Quick Summary
Executive Summary
Gov.br, Brazil’s federal government services umbrella domain, has been listed as a victim by the APT73 threat group on their dark web portal. The listing, published on June 23, 2026, highlights APT73’s recent focus on the public sector. This incident is significant due to the sensitive nature of citizen and administrative data handled by government platforms. APT73 has claimed numerous victims recently, with a notable preference for the Public Sector, Business Services, and Technology industries, primarily in the United States, the United Kingdom, and Germany. Previous targets of APT73, such as tkgm.gov.tr and siapenet.gov.br, share similarities with Gov.br, reinforcing the group’s targeting of government and public-sector organizations.
Technical Analysis
SOCRadar’s Dark Web Monitoring identified a severe exposure related to the gov.br domain through stealer-log telemetry.
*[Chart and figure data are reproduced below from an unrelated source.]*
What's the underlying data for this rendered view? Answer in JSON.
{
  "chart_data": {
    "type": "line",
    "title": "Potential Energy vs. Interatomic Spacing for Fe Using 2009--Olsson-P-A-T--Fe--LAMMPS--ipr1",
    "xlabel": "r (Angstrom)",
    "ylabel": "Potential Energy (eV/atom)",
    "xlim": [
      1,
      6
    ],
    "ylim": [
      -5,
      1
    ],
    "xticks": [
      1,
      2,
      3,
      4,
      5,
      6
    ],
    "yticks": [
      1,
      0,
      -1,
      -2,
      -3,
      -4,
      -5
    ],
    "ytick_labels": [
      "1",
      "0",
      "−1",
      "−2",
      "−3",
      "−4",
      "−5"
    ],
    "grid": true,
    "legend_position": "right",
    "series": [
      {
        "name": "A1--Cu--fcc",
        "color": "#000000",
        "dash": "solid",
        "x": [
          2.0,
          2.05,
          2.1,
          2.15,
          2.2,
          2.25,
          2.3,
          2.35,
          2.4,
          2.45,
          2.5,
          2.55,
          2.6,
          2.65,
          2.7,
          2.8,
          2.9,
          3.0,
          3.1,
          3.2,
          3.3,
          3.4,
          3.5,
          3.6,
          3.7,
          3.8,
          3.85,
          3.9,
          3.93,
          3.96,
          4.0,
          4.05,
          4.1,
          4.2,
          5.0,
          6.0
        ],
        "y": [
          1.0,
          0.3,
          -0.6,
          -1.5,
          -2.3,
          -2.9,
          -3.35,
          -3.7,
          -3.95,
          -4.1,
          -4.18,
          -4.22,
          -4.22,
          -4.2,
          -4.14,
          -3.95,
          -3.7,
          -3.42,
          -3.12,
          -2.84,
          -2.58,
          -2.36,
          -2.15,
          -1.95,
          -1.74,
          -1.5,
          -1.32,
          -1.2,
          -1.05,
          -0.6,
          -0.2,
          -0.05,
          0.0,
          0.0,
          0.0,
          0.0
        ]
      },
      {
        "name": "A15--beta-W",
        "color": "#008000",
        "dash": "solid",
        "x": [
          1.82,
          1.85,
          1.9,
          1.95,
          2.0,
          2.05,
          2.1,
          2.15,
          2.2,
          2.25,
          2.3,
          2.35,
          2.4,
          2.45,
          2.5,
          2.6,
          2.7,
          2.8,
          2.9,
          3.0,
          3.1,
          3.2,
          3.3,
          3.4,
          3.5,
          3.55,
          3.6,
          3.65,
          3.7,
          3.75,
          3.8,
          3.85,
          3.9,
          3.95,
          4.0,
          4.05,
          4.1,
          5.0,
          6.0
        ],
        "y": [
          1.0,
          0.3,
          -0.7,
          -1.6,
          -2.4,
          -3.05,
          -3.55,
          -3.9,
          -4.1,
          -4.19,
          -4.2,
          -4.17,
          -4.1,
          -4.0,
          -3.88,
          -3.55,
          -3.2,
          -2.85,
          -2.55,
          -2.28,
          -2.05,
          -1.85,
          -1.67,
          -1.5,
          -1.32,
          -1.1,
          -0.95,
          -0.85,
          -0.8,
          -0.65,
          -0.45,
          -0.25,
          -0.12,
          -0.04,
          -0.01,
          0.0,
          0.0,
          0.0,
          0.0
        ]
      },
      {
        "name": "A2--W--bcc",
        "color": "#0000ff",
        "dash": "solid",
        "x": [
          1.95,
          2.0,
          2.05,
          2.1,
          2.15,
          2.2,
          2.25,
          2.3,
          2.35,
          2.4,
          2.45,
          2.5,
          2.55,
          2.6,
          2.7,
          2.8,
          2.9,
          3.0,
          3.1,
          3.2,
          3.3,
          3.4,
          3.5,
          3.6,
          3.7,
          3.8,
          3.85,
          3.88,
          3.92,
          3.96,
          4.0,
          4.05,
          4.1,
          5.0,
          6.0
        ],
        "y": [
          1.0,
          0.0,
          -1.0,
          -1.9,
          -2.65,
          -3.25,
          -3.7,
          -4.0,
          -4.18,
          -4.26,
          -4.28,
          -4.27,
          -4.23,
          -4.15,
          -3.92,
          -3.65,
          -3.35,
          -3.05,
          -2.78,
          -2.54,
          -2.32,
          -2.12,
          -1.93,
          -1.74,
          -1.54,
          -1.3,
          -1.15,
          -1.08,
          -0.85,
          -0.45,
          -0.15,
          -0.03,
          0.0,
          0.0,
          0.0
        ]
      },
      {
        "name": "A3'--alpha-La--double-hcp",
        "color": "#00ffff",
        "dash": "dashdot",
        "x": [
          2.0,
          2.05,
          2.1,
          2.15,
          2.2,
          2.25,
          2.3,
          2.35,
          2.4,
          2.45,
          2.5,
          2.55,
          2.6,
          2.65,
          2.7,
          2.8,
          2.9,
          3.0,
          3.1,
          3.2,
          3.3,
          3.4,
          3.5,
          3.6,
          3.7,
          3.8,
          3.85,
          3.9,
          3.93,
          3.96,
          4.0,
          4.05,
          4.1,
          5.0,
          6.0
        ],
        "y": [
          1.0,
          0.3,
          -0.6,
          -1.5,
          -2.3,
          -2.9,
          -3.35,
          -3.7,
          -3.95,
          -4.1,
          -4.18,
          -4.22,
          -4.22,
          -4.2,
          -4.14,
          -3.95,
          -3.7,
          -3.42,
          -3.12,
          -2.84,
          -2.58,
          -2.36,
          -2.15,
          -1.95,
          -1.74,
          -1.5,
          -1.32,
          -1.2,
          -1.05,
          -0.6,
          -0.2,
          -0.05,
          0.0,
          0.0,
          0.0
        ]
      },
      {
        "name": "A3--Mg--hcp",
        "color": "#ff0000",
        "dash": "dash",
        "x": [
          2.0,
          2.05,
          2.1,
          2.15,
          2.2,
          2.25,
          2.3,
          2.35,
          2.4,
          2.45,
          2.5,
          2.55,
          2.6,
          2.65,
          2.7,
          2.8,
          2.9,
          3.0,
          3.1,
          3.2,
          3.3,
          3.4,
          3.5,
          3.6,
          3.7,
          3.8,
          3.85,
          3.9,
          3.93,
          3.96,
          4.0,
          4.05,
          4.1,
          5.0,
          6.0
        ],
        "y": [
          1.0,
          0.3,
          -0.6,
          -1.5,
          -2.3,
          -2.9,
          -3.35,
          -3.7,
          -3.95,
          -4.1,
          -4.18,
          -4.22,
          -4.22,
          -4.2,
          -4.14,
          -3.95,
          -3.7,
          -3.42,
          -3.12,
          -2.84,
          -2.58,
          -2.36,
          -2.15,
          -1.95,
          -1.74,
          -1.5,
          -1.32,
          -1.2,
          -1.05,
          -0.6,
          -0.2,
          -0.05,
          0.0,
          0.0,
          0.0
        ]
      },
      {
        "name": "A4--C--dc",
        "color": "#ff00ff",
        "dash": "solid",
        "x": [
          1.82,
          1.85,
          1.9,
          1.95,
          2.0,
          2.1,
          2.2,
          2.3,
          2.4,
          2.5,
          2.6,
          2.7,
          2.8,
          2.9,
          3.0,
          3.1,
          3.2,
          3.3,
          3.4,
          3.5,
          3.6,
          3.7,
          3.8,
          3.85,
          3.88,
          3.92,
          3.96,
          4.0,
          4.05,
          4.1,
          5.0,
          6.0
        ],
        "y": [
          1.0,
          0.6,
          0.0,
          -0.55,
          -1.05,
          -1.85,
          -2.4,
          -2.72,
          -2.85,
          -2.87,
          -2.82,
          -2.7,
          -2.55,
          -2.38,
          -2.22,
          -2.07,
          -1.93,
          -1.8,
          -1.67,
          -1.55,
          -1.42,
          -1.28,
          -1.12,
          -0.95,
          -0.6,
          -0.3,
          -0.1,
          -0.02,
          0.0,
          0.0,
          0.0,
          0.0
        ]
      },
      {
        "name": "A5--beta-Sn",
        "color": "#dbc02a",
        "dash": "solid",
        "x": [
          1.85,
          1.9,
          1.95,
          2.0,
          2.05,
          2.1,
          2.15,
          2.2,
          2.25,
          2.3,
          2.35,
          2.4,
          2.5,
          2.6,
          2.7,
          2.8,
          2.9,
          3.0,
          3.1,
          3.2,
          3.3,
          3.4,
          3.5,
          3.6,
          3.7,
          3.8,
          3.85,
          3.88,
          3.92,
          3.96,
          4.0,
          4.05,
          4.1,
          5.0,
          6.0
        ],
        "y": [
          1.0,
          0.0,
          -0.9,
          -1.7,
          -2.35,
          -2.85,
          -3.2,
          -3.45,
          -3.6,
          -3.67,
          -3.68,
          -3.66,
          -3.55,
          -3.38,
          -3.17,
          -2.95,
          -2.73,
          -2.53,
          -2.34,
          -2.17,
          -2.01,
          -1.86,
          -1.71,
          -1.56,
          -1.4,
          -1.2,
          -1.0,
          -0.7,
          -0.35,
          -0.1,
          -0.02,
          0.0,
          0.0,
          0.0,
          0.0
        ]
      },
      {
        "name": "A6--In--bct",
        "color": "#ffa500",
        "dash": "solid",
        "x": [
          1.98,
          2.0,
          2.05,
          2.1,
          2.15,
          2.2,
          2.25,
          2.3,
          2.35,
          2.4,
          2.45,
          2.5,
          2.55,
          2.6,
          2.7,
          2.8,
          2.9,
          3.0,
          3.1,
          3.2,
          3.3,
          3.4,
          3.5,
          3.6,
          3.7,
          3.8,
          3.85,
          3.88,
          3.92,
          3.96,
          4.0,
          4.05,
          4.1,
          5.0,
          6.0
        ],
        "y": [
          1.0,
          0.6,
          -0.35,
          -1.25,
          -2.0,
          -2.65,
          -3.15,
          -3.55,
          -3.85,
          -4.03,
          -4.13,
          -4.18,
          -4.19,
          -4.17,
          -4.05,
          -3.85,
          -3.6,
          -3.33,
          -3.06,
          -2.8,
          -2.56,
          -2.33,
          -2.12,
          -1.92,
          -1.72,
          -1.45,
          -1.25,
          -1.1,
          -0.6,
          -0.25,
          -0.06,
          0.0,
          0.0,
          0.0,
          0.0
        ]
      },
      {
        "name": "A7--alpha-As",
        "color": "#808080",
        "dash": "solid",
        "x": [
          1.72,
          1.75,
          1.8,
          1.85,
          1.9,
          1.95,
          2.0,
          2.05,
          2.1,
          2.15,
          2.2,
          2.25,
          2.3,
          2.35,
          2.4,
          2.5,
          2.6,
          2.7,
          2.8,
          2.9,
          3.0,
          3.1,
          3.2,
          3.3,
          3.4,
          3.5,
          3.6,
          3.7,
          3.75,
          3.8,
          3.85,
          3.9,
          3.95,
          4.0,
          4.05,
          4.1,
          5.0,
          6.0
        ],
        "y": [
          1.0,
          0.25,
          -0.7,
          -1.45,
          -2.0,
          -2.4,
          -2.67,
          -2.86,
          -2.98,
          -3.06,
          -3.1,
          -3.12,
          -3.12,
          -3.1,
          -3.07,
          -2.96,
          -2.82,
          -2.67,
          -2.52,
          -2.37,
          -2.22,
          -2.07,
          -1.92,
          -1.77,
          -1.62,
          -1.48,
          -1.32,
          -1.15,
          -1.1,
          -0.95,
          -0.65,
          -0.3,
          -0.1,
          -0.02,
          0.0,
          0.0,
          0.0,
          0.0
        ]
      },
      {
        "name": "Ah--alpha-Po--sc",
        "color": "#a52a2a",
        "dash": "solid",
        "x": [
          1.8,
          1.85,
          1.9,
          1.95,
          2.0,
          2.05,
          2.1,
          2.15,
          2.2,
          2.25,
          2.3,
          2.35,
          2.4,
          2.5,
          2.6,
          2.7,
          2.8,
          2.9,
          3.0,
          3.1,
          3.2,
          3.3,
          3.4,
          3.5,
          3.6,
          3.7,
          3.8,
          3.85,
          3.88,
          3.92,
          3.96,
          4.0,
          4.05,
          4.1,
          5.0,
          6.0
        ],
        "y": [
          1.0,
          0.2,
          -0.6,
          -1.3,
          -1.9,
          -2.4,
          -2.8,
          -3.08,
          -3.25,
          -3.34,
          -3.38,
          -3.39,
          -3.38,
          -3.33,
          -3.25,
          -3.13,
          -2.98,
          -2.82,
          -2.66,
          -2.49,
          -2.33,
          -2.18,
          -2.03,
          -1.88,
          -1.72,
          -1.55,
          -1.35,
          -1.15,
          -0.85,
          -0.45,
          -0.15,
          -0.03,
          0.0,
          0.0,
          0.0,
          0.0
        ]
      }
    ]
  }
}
The compromised data included credentials for critical infrastructure such as a federal single sign-on portal, an ADFS identity-management endpoint, a Google Workspace login, and a network proxy. Additionally, a large volume of @gov.br credentials from various third-party services were harvested. The exposed credentials, dating from late 2024 to mid-2026, indicate persistent exposure across multiple agencies and services sharing the gov.br namespace. The use of infostealer-harvested credentials is a known initial access vector for threat groups like APT73. By obtaining and validating corporate credentials from underground marketplaces, attackers can gain access to SSO, VPN, and remote-access portals. While this specific log does not confirm APT73’s direct usage, the pattern of reused credentials and prolonged exposure is consistent with their observed kill chain. Affected agencies are advised to prioritize forced resets, implement phishing-resistant MFA, revoke sessions on SSO and ADFS accounts, and hunt for stealer indicators on associated endpoints.